Exercise 41.3.1: One Denominator, Two Questions Conceptual

A team reports "$8\times$ speedup on 16 machines." Without more information, explain why you cannot tell whether this is a strong-scaling or a weak-scaling result, and what the baseline $T_1$ would have to measure in each case. Then state, for each interpretation, whether $8\times$ on 16 machines is good or bad news, and what efficiency value it implies under the definitions in Section 4. Conclude with the one sentence the team must add to their report to make the number interpretable.

Exercise 41.3.2: Make the Instrument Lie, Then Fix It Coding

Take Code 41.3.2 and deliberately break the instrumentation: time the baseline with tracemalloc still running inside the timed region, the way a careless harness would. Record the inflated $T_1$, then recompute the two-worker speedup against it and observe the fabricated value. Now restore the separated passes and report the honest speedup. Quantify, as a ratio, how much the tracer inflated $T_1$ on your machine, and write two sentences explaining why "the instrument must not change what it measures" is not optional advice but a correctness requirement for any speedup claim.
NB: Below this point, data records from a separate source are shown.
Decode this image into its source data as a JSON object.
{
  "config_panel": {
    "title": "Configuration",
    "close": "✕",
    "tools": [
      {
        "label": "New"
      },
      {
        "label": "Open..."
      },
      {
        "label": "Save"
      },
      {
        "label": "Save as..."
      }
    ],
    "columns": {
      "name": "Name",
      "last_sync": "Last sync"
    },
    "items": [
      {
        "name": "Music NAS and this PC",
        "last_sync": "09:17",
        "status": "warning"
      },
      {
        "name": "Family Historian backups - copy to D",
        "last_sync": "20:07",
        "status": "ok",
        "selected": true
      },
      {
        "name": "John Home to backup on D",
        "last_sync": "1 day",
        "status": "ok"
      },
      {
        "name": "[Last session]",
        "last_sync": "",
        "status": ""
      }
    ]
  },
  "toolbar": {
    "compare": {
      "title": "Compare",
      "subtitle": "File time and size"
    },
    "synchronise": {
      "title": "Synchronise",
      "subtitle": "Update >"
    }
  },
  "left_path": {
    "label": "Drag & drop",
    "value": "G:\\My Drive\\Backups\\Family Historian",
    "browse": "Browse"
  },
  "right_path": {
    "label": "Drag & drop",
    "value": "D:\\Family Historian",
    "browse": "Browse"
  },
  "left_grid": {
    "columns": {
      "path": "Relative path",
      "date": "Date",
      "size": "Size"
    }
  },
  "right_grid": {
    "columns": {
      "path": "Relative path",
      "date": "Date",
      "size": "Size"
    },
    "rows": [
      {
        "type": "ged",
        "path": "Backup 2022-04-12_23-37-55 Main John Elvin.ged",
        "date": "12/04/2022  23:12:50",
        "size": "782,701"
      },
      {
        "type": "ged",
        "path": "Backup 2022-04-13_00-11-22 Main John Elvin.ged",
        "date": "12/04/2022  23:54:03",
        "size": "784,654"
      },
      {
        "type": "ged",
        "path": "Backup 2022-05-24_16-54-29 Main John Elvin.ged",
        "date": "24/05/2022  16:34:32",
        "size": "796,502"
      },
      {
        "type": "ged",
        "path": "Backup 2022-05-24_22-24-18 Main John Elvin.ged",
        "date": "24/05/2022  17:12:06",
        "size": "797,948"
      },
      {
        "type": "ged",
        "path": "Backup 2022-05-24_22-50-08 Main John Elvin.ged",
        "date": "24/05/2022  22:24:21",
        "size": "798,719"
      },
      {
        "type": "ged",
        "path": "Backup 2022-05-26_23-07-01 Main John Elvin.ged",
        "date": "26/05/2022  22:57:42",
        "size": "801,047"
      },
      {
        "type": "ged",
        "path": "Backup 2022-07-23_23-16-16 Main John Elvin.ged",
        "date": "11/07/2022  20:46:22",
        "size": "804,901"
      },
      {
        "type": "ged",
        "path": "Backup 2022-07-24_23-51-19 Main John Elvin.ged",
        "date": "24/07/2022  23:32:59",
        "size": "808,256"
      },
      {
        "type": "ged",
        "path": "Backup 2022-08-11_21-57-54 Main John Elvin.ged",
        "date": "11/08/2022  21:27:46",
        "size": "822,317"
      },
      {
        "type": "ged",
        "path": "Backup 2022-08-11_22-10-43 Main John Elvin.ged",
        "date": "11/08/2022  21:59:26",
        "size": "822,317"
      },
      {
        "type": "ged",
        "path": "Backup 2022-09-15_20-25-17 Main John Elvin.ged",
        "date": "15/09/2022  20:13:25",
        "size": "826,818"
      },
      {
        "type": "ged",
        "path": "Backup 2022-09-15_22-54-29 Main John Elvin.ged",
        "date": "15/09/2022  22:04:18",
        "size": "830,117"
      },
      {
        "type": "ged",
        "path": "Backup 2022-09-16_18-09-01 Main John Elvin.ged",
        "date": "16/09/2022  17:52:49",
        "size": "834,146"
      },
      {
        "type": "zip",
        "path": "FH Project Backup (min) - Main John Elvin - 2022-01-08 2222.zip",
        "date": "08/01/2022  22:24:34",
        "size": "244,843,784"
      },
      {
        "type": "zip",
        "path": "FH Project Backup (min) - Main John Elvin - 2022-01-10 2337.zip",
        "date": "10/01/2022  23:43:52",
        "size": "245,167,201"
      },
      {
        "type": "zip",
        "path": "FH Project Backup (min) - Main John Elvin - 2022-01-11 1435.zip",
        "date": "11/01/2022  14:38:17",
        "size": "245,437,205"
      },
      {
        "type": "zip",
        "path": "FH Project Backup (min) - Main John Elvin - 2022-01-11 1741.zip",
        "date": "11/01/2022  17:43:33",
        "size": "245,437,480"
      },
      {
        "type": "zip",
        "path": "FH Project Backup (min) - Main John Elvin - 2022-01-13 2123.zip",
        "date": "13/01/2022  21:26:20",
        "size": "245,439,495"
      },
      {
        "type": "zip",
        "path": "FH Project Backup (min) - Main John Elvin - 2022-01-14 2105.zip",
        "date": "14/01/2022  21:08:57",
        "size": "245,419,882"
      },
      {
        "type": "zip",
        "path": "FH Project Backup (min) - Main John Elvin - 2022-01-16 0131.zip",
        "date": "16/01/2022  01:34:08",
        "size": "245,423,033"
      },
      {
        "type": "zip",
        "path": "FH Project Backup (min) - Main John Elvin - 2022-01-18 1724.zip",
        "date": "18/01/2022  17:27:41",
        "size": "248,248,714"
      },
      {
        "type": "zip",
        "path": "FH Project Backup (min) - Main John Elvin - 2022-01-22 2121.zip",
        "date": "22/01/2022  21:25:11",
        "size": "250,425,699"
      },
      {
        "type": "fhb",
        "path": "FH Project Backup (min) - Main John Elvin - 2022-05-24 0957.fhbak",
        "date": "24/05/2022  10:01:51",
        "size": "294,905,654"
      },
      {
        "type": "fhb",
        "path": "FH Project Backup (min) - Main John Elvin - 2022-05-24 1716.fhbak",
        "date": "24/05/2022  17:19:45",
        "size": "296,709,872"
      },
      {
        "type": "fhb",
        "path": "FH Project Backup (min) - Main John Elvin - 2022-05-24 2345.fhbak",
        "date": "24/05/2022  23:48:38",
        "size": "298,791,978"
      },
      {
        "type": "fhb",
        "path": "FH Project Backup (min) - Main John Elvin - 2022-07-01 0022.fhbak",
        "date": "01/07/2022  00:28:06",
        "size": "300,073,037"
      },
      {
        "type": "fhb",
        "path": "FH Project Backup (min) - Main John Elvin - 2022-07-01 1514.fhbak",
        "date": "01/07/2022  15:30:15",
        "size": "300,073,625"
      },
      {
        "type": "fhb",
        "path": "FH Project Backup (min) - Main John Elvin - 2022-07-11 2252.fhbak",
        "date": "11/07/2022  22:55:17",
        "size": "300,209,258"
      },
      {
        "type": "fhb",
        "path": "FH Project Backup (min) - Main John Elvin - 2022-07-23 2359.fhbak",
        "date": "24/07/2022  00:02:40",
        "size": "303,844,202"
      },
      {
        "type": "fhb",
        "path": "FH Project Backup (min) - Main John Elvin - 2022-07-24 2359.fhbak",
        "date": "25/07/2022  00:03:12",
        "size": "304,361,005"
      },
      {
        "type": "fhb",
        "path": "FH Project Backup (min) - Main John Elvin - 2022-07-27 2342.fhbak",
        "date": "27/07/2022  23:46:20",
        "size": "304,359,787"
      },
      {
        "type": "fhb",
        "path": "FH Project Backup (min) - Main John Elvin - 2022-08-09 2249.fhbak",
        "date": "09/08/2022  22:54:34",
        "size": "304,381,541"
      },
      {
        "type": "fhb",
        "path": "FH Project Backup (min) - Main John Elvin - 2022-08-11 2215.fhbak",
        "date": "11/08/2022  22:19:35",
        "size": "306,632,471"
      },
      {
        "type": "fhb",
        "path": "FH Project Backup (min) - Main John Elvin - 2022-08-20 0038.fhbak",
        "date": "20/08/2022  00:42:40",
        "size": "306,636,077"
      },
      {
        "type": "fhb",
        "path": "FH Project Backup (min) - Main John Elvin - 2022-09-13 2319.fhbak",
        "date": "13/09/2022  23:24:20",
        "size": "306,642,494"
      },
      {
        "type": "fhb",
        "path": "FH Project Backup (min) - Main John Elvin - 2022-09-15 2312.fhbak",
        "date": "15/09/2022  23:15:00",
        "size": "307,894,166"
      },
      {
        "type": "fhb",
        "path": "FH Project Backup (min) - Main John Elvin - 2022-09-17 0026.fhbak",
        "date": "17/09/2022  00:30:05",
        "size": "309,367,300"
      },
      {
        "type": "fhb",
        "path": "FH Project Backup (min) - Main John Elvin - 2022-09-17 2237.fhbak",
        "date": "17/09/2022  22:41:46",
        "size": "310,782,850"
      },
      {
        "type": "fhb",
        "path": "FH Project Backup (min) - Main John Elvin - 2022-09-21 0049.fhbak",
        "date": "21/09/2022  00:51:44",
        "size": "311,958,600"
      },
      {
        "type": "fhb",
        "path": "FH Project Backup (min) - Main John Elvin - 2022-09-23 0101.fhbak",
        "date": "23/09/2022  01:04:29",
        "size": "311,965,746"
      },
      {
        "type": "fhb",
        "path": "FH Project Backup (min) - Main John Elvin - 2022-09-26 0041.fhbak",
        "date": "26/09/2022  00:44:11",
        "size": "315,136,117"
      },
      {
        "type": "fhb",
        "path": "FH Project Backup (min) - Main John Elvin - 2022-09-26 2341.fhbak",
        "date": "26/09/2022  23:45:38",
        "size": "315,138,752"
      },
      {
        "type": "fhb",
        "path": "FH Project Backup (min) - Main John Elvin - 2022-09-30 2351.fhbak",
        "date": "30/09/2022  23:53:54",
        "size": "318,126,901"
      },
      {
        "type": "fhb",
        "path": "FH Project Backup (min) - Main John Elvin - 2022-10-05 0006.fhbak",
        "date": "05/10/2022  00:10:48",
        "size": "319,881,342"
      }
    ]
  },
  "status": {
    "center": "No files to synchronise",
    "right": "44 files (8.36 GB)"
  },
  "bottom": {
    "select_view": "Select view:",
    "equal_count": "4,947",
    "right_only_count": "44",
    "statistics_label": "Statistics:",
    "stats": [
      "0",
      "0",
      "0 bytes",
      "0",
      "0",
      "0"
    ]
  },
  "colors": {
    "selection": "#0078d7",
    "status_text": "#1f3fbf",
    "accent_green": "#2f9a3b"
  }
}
Exercise 41.3.3: Profile to an Axis Analysis

Extend Code 41.3.2 with a realistic end-to-end step: before scoring, load the $N$ items from a file you generate on disk, and after scoring, write the per-item results back out. Run cProfile on the full serial baseline and report the wall-clock fraction spent in loading, scoring, and writing. Based on the profile, argue which distribution axis from Section 41.2 you would push first, and predict, using the strong-scaling efficiency definition from Section 4, an upper bound on the speedup that distributing only the scoring step could achieve while the I/O stays serial. Connect your bound to Amdahl's law from Chapter 3.